There are signs, of course, but only when I look backwards. Each time it’s happened I can point to a cluster of different things going on at the time which individually, I felt that I was coping OK with: maybe finding things hard going, but in a “well, sometimes things are just tough for a while, it’ll be OK” sort of a way. And yet altogether, somehow, unnoticed by me, those things coalesced into Too Much, tipped the scale so subtly and adroitly that I didn’t feel the change happening.

What was it this time?

If I am honest, I can no longer deal well with lockdown. It isn’t just the increasingly pressing need for other people – real, physical other people apart from the one I live with who has to put up with my nonsense every single day. It is also the loss of work; the future uncertainty about what work looks like for me now, and the difficulty of engaging with that; the feeling of being hemmed in, becalmed, desperate to see somewhere, anywhere else; the feeling that I should be quietly grateful for my privilege in being able to sit the whole thing out; the deep resentment that festers with obeying rules that, however necessary, are created by people who will happily trash any rule they like in order to line their friends’ pockets while people like my friends put themselves at risk and get a clap instead of proper remuneration.

That’s definitely part of it.

And then there was the news last week. Sarah Everard’s tragic and shocking murder, when simply walking home minding her own business, is the very worst kind of reminder that even without a lockdown to keep us contained, male violence and the apparent lack of will to seriously address it remains a dragging chain around the ankle of women and girls – and plenty of men too, even those who think it doesn’t affect them because they’re neither a victim nor a rapist so what are you implying?

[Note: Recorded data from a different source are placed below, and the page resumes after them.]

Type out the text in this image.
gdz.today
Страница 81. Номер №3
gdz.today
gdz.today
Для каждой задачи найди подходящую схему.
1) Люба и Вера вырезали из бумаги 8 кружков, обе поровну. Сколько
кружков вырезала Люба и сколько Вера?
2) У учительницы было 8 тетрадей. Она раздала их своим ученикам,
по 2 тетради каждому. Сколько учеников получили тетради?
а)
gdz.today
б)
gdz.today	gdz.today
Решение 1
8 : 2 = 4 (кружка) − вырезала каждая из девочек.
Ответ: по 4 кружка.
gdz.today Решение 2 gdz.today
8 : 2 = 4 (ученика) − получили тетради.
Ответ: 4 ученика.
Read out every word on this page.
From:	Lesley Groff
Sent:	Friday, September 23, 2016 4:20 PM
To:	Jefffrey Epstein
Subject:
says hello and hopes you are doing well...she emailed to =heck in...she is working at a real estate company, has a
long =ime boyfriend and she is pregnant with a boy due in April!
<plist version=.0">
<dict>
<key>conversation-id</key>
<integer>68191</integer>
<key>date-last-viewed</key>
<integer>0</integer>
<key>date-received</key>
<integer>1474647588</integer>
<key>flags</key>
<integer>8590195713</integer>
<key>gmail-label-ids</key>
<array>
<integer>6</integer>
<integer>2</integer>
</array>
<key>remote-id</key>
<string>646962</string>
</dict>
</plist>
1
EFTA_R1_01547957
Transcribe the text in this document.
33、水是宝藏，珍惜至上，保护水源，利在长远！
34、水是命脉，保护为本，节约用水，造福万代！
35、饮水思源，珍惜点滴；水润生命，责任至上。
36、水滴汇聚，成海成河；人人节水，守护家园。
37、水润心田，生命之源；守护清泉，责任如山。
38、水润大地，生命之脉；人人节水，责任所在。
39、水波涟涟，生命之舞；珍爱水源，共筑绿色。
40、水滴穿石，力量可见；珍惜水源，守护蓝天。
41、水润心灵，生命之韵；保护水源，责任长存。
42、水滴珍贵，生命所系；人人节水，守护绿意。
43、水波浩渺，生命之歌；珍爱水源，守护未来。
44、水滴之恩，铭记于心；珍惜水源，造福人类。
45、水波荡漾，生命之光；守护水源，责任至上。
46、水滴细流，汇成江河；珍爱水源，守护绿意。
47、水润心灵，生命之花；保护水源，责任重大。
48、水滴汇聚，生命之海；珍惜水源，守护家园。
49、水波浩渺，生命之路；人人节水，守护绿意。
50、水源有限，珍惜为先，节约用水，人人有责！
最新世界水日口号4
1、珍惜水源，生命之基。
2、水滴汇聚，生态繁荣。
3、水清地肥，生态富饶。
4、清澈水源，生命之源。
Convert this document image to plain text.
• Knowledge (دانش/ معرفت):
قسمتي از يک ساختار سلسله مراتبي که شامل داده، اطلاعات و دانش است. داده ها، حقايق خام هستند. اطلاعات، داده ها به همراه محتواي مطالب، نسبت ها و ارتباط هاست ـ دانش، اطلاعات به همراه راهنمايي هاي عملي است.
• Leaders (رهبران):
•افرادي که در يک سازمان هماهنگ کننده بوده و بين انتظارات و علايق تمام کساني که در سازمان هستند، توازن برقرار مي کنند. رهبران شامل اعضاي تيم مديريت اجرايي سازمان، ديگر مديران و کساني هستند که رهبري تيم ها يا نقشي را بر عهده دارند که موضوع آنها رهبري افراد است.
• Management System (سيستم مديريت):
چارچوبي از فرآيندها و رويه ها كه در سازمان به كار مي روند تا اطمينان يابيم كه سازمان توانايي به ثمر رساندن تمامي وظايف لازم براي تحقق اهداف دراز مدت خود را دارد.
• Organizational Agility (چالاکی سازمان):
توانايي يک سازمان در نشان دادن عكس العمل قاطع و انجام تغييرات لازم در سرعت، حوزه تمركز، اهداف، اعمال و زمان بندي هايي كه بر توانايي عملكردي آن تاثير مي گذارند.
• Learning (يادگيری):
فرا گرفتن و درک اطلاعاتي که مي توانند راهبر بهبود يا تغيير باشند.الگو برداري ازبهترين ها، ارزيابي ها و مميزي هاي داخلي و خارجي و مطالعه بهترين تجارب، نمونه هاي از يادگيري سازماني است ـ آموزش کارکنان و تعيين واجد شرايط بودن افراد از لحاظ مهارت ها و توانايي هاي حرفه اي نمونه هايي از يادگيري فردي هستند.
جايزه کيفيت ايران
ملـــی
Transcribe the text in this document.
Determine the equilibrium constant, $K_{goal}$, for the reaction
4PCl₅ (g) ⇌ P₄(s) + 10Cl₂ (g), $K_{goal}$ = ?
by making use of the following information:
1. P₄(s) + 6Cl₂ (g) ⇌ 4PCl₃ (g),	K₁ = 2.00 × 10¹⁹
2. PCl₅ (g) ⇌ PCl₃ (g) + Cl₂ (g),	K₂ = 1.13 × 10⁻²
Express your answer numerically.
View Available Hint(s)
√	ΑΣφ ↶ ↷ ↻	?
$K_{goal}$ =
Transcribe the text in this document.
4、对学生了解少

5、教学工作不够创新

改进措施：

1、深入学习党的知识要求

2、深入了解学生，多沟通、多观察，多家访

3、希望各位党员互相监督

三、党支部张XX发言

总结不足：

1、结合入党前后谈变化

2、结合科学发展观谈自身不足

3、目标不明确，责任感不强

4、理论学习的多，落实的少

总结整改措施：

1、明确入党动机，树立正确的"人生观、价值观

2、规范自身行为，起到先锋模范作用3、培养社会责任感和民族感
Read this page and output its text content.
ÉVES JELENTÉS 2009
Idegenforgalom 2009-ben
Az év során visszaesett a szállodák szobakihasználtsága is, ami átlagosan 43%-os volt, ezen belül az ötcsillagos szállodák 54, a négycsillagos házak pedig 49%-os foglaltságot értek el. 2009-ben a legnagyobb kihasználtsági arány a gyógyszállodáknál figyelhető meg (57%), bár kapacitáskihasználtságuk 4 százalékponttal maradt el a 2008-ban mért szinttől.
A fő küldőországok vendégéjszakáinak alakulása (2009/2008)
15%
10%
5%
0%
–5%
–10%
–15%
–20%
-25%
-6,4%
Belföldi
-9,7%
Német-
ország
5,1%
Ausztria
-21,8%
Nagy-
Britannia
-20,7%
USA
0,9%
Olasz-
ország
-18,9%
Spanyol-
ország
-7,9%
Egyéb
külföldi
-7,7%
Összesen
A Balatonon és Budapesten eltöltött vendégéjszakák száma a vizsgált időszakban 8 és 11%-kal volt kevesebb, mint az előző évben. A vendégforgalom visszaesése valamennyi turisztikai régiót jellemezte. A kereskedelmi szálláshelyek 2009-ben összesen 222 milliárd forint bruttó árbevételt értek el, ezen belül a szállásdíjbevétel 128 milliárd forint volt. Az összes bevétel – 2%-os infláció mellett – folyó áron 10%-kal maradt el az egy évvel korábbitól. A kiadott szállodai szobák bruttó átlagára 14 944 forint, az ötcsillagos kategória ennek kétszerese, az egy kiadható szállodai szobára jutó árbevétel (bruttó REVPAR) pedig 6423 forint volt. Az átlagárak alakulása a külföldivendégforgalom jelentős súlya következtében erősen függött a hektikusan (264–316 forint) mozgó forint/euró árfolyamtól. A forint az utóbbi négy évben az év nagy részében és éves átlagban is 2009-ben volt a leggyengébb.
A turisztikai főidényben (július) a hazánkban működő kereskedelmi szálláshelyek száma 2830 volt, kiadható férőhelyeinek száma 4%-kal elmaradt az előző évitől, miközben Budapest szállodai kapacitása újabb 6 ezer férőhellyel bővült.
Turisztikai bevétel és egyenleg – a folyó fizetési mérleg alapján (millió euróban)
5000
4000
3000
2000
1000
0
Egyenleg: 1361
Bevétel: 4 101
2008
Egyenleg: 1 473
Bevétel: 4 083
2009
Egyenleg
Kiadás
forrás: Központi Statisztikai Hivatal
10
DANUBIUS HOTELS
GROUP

I have been so angry. Filled with rage at the endless stories shared by women. Neverending lists of aggressions, the small to the utterly heinous, always the same shit, stinking heaps of it piled onto us over the years but how dare we wrinkle our noses? Just get on with it, why are you bitching about being covered in shit? I know other women who are quite happy being covered in shit, you’re just being difficult.

I’ve thought, unusually, about all the examples in my life. The ones I can remember at least, because we file a lot of the small ones away, knowing there is no point doing anything else. Women’s pain is not interesting enough. Take a look at all the International Women’s Day rhetoric if you need a reminder. We want our women Strong! Inspiring! Brave! None of the messy stuff, thanks, that takes effort to fix and we’ve better things to do. I’ve thought about how absolutely ludicrous it is that I should have to consider myself lucky that I’ve never been seriously sexually assaulted or raped.

Then there are the female celebrities obediently opining that we shouldn’t make men sad by saying they’re all terrible (we’re not, that’s a crass misrepresentation of the point), because it might harm their mental health. But it’s apparently OK for women’s mental health to suffer from lifetimes of socially-normalised misogyny. Cool, cool. Glad we cleared that up.

Perhaps it isn’t such a surprise that I never see it coming when the adrenaline takes over. We learn quickly as women. What many men think of us. How to be disarming to avoid a confrontation in which we know we’ll come off worse. How to keep our mouths shut. How to cope. Get on with it. Just cope. Cope. Cope.

And just now I’ve had enough of all that.

I don’t have answers, not even close. I have a pretty privileged existence as a white woman, I know that, and yet even I can ill afford the anger and frustration, because it makes me physically unwell even when I feel mentally OK.

Imagine what all this is doing to other women. Women you know. Talk to them. Listen. Understand. Make it better.